X.T. : Oui et non. Innover en alimentaire c’est un sport à risques. Il faut savoir que la moitié des produits ne passent pas la première année. Il y a beaucoup d’échecs. On pense que certains produits existent depuis longtemps et perdurent dans le temps, mais on ne voit pas nécessairement leur évolution. Un exemple très éloquent est celui d’Actimel, ce yaourt petite dose lancé en 1997, et considéré comme l’innovation alimentaire du siècle. Il est enseigné dans toutes les écoles de commerce comme “l’innovation rupture”. Mais non seulement la petite bouteille a évolué au niveau de son packaging, mais aussi dans sa composition et son discours, qui est passé de la “dose santé” à la “dose immunité”. Ce que peu de gens savent, c’est que cette innovation est plutôt une copie du yaourt japonais Yakult lancé soixante ans avant. Cherchant à s’implanter sur le territoire européen, le géant Yakult s’est vu couper l’herbe sous le pied par Danone, qui s’est empressé de lancer un yaourt plus conforme aux goûts des Européens, plus sucré et moins amer que son grand frère japonais. C’est ce qui a fait son succès.

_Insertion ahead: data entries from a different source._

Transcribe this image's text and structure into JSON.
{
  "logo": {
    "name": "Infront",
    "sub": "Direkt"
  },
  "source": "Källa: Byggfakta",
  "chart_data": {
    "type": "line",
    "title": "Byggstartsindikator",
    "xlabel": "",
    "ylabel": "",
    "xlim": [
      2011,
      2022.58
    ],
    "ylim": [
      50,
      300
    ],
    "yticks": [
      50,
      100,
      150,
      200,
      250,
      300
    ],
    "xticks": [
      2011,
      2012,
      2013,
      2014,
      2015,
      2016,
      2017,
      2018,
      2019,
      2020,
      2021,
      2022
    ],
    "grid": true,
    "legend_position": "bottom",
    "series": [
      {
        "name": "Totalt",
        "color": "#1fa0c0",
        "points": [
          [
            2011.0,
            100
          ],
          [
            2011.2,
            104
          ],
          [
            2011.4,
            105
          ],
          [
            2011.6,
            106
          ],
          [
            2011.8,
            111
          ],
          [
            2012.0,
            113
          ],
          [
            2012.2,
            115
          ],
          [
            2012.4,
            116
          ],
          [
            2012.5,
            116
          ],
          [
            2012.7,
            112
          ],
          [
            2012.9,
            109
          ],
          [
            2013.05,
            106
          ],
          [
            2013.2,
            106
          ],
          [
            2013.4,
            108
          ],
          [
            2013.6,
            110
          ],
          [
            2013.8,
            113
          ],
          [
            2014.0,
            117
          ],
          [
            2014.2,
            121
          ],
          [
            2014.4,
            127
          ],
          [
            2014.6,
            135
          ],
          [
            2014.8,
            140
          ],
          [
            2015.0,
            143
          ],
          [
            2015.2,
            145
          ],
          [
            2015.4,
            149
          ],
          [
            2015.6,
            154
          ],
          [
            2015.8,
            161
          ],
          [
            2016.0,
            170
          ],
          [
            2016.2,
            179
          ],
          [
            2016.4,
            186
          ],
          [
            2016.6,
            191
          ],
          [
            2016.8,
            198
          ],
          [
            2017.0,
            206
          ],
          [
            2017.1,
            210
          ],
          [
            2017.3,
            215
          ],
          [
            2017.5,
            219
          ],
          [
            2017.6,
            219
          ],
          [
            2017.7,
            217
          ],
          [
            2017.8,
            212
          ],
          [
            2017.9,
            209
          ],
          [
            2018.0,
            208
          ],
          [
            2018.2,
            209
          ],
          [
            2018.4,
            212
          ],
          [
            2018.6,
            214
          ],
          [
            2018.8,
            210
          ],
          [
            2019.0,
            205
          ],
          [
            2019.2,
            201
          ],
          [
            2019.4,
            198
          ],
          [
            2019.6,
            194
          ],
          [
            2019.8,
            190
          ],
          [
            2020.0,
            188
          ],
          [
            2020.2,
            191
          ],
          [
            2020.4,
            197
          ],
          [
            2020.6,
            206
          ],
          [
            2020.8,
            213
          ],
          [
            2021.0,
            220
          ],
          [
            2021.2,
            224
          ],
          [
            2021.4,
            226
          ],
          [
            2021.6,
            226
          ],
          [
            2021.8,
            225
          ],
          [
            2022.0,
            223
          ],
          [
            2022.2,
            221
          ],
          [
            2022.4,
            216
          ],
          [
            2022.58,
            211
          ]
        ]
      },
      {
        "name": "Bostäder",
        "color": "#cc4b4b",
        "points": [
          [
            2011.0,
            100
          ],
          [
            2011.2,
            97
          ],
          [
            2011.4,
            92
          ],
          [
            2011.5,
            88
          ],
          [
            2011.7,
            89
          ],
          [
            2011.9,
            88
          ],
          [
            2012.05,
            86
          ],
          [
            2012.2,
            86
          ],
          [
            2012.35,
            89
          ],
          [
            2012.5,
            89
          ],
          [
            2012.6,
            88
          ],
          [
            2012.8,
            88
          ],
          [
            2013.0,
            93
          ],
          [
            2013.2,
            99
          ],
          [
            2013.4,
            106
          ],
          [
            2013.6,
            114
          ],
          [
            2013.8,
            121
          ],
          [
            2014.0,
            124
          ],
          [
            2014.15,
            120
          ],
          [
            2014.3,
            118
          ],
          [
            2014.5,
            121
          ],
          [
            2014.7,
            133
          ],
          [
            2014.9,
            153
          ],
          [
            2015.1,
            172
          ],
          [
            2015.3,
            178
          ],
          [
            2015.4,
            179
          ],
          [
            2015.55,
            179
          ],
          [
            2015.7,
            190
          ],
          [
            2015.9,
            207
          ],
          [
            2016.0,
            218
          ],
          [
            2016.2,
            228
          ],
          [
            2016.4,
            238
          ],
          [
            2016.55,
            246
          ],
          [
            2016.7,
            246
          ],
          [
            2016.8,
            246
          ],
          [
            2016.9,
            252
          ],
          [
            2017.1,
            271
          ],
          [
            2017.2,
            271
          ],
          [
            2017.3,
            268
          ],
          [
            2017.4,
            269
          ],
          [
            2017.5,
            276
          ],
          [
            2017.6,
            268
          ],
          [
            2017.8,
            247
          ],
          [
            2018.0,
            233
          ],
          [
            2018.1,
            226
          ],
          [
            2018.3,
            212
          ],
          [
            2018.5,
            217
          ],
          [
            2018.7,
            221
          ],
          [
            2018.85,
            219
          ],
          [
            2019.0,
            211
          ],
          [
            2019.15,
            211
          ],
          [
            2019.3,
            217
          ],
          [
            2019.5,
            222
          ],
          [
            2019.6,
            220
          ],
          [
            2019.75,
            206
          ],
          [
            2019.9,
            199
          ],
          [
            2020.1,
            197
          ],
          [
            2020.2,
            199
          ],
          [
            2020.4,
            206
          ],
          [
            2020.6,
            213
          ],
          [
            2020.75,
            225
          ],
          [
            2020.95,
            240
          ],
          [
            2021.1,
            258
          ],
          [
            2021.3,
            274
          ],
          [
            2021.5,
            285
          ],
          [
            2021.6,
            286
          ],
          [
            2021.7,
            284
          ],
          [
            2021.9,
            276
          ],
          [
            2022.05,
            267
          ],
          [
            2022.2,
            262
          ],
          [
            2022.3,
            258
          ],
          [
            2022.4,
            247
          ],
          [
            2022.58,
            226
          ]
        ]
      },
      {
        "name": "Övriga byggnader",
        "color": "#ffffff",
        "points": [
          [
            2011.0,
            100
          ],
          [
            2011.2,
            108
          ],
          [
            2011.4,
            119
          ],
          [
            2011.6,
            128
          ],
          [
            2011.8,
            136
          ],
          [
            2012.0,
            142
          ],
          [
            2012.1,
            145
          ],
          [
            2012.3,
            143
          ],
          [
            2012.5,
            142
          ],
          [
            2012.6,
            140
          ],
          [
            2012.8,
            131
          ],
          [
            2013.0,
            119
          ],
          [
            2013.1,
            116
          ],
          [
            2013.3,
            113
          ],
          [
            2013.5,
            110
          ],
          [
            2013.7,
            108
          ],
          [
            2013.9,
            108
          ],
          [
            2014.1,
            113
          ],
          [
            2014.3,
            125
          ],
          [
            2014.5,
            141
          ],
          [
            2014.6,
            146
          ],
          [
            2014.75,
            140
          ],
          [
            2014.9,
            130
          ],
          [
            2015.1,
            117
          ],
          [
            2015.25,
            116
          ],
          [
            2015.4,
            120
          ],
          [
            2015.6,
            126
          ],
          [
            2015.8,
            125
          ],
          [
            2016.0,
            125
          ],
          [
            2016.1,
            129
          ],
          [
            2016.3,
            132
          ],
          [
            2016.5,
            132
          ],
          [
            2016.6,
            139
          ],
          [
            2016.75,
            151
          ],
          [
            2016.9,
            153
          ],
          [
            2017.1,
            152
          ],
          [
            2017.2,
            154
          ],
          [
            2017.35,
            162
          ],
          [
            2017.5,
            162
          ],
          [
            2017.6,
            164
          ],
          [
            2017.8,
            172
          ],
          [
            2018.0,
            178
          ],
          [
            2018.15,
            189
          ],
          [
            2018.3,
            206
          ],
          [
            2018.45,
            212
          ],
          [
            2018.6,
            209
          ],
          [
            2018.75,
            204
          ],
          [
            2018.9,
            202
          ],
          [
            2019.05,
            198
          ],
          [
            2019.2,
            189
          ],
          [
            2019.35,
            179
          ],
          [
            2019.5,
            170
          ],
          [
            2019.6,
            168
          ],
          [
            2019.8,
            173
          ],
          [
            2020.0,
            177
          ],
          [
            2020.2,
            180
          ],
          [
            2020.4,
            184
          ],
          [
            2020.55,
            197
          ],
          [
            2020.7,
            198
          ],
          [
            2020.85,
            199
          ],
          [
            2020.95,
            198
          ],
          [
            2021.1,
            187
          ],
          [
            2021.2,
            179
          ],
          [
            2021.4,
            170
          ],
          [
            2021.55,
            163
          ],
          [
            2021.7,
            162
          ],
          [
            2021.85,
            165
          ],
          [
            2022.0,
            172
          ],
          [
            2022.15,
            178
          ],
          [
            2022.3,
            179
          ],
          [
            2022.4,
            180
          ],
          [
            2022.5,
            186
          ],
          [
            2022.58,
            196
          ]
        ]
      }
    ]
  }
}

Yakult à son lancement en 1935
Actimel à son lancement en 1997

A.G. : À l’occasion du SIAL Innovation 2018, vous déclariez à Alimentation Générale : “S’il fallait donner des mots pour des tendances, j’en citerais 3 : du goût, du vrai et du sens.” Presque six ans plus tard, quels seraient vos mots pour qualifier l’année 2023 ?

X.T. : C’est une question intéressante. Déjà il faut rappeler que la première des revendications est le plaisir avant tout. Partout dans le monde, manger est une affaire de plaisir, qui ne doit pas être gâché par d’autres facteurs externes (composition, santé, éthique, empreinte carbone…). Cette attente rejoint celle du vrai, de la vérité du produit, qu’il soit naturel et que l’on sache ce qu’il y a dedans. Et enfin du sens, parce qu’il n’y pas de plaisir à consommer sans.
Aujourd’hui, certaines choses ont évolué, notamment à cause du Covid et de la crise inflationniste sans précédent. Ce sont des phénomènes conjoncturels de ce type qui font évoluer les structures.
“Du goût, du vrai et du sens” font référence à une alimentation à deux vitesses, à une offre à prix élevé et accessible seulement à ceux qui en ont les moyens. Donc je rajouterai deux mots supplémentaires : du végétal et de l’accessibilité au plus grand nombre.
D’abord « accessible », car avec les +21% d’inflation constatés sur l’alimentation ces deux dernières années, les gens consomment moins et vont vers des marques distributeurs, voire des marques premiers prix. Ils mangent moins, renoncent à la viande et au poisson,  non pas par militantisme, mais parce qu’ils n’ont pas le choix. Aujourd’hui, la réalité, c’est qu’il y a malheureusement un nombre élevé de personnes qui ont des difficultés à se nourrir.
Ensuite
le mot « végétal » pour pleins de raisons. À commencer par une volonté de consommer davantage de légumes « bons pour la santé », souvent relégués au rang d’accompagnements de produits carnés ou de poisson. On a vu émerger sur le marché des produits végétaux cœur de repas, comme les boulettes, les saucisses végétales… etc. Ça a séduit, car les gens voulaient une part plus importante de végétaux dans leur assiette. L’innovation autour des légumineuses a notamment permis d’augmenter cette part. Celles-ci sont très nutritives car extrêmement riches en protéines. Mais ces produits, comme le bio, restent trop chers pour ce qu’ils sont. Il faut, encore une fois, trouver un levier pour les rendre plus accessibles.